The same sleuthing curiosity that began with Bettye continues to live on in Anji and, in different ways, through her own children.

NEXT GENERATION OF INVESTIGATORS

Just as Bettye once hauled her daughters to genealogy research locations, Anji found herself bringing her own three children along on surveillance jobs and stakeouts while building her business as a single mother. Over time, they became fascinated by the stories behind the cases and the people their mother was helping. “I would explain to them that we were helping someone—a missing child or a wife or husband in a child custody case. I always wanted them to understand why I loved my job.”

That fascination with investigative work stuck with them. One son became a police officer. The other briefly worked alongside Anji doing fugitive recovery until she decided—after a harrowing foot chase that made the Austin news—the danger was too great. “That’s why he’s in oil and gas now.” Her daughter, Breann Griggs, now runs a childcare center while continuing to help part-time with investigative work. “I remember going on stakeouts with her where she looked like a soccer mom sitting in the car, but we were actually doing spy work,” Breann says.

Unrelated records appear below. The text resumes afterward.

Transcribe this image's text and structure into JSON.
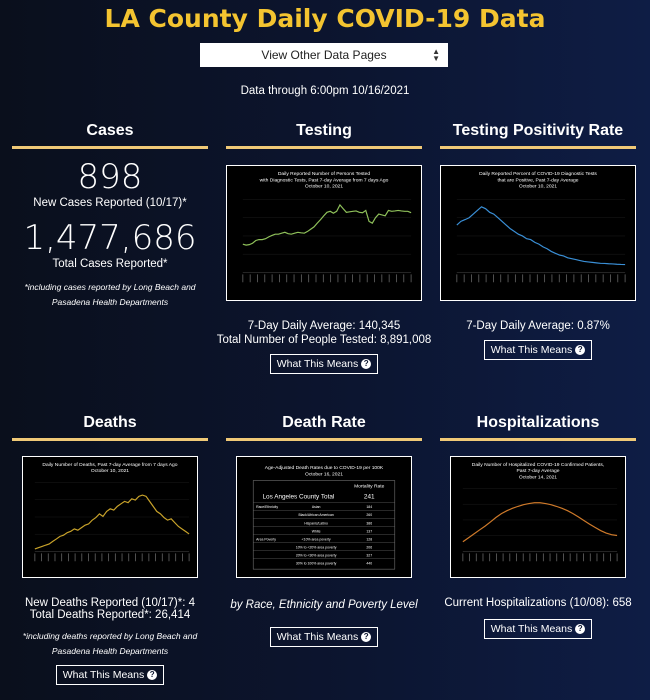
{
  "page": {
    "title": "LA County Daily COVID-19 Data",
    "select": "View Other Data Pages",
    "data_through": "Data through 6:00pm 10/16/2021"
  },
  "cases": {
    "heading": "Cases",
    "new_value": "898",
    "new_label": "New Cases Reported (10/17)*",
    "total_value": "1,477,686",
    "total_label": "Total Cases Reported*",
    "note": "*including cases reported by Long Beach and Pasadena Health Departments"
  },
  "testing": {
    "heading": "Testing",
    "chart_title": [
      "Daily Reported Number of Persons Tested",
      "with Diagnostic Tests, Past 7-day Average from 7 days Ago",
      "October 10, 2021"
    ],
    "avg": "7-Day Daily Average: 140,345",
    "total": "Total Number of People Tested: 8,891,008",
    "button": "What This Means"
  },
  "positivity": {
    "heading": "Testing Positivity Rate",
    "chart_title": [
      "Daily Reported Percent of COVID-19 Diagnostic Tests",
      "that are Positive, Past 7-day Average",
      "October 10, 2021"
    ],
    "avg": "7-Day Daily Average: 0.87%",
    "button": "What This Means"
  },
  "deaths": {
    "heading": "Deaths",
    "chart_title": [
      "Daily Number of Deaths, Past 7-day Average from 7 days Ago",
      "October 10, 2021"
    ],
    "new": "New Deaths Reported (10/17)*: 4",
    "total": "Total Deaths Reported*: 26,414",
    "note": "*including deaths reported by Long Beach and Pasadena Health Departments",
    "button": "What This Means"
  },
  "death_rate": {
    "heading": "Death Rate",
    "chart_title": [
      "Age-Adjusted Death Rates due to COVID-19 per 100K",
      "October 16, 2021"
    ],
    "table_header": "Mortality Rate",
    "total_label": "Los Angeles County Total",
    "total_value": "241",
    "rows": [
      {
        "group": "Race/Ethnicity",
        "label": "Asian",
        "value": "184"
      },
      {
        "group": "",
        "label": "Black/African American",
        "value": "260"
      },
      {
        "group": "",
        "label": "Hispanic/Latino",
        "value": "386"
      },
      {
        "group": "",
        "label": "White",
        "value": "137"
      },
      {
        "group": "Area Poverty",
        "label": "<10% area poverty",
        "value": "128"
      },
      {
        "group": "",
        "label": "10% to <20% area poverty",
        "value": "206"
      },
      {
        "group": "",
        "label": "20% to <30% area poverty",
        "value": "327"
      },
      {
        "group": "",
        "label": "30% to 100% area poverty",
        "value": "440"
      }
    ],
    "caption": "by Race, Ethnicity and Poverty Level",
    "button": "What This Means"
  },
  "hospitalizations": {
    "heading": "Hospitalizations",
    "chart_title": [
      "Daily Number of Hospitalized COVID-19 Confirmed Patients,",
      "Past 7-day Average",
      "October 14, 2021"
    ],
    "current": "Current Hospitalizations (10/08): 658",
    "button": "What This Means"
  },
  "chart_data": [
    {
      "type": "line",
      "id": "testing",
      "values": [
        62,
        60,
        61,
        64,
        70,
        72,
        72,
        74,
        78,
        81,
        84,
        84,
        86,
        88,
        85,
        84,
        86,
        88,
        87,
        86,
        90,
        95,
        100,
        108,
        116,
        124,
        132,
        134,
        130,
        134,
        148,
        140,
        132,
        133,
        134,
        135,
        132,
        131,
        136,
        112,
        108,
        120,
        128,
        126,
        124,
        136,
        134,
        135,
        136,
        135,
        134,
        134,
        131
      ],
      "ylim": [
        0,
        160
      ],
      "color": "#8fc15a"
    },
    {
      "type": "line",
      "id": "positivity",
      "values": [
        5.2,
        5.6,
        5.8,
        6.0,
        6.4,
        6.8,
        7.2,
        7.0,
        6.6,
        6.4,
        6.0,
        5.6,
        5.2,
        4.8,
        4.5,
        4.2,
        4.0,
        3.7,
        3.6,
        3.3,
        3.1,
        2.8,
        2.6,
        2.3,
        2.1,
        1.9,
        1.8,
        1.6,
        1.5,
        1.4,
        1.3,
        1.2,
        1.15,
        1.1,
        1.05,
        1.0,
        0.98,
        0.95,
        0.93,
        0.9,
        0.88,
        0.87
      ],
      "ylim": [
        0,
        8
      ],
      "color": "#3a8fd6"
    },
    {
      "type": "line",
      "id": "deaths",
      "values": [
        2,
        3,
        4,
        5,
        6,
        8,
        10,
        12,
        13,
        15,
        16,
        18,
        17,
        19,
        21,
        22,
        25,
        27,
        30,
        28,
        32,
        34,
        33,
        36,
        38,
        40,
        39,
        42,
        41,
        44,
        45,
        44,
        40,
        36,
        32,
        30,
        27,
        25,
        26,
        23,
        20,
        18,
        16,
        14
      ],
      "ylim": [
        0,
        55
      ],
      "color": "#c9a32a"
    },
    {
      "type": "line",
      "id": "hosp",
      "values": [
        400,
        560,
        720,
        880,
        1040,
        1220,
        1400,
        1560,
        1680,
        1780,
        1860,
        1930,
        1980,
        2010,
        2010,
        1980,
        1930,
        1860,
        1780,
        1680,
        1560,
        1420,
        1270,
        1130,
        990,
        860,
        760,
        690,
        660
      ],
      "ylim": [
        0,
        2600
      ],
      "color": "#cf7a2a"
    }
  ]
}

As an adult, she began stepping into undercover work herself, helping with custody cases, runaway recovery, and online scams—cases that often placed her inside the story she was trying to unravel. In one case, Breann—who has long been a fan of Johnny Cash and even named her daughter Cash—became involved in an investigation targeting an online scammer falsely claiming that he was Johnny’s friend, Bill Miller. What started as an attempt to trace a fraudster eventually led her to the real individual being impersonated. Grateful for the family’s persistence in uncovering the truth, he later thanked the family with memorabilia and tickets to the Johnny Cash Museum in Nashville.

Despite the unusual childhoods filled with stakeouts, courthouse records, and undercover work, both women say the experience shaped their families in unexpected ways. 

MOTHER-DAUGHTER TEAMWORK

Anji’s family legacy may have expanded to new generations and different forms of investigative work, but at its center remains the mother-daughter duo that started it all. Today, Bettye and Anji continue working together on heirship and probate cases, combining Bettye’s decades of genealogy research with Anji’s investigative databases and fieldwork. Some nights, Bettye stays up late digging through records before calling her daughter with a new lead and putting their resources together to figure out a case.

For Breann, the work has strengthened not only her investigative instincts, but also her relationship with her mother. “We’re really close,” she says. “She’s my best friend. When we’re talking in the office together laughing, it doesn’t even feel like work.”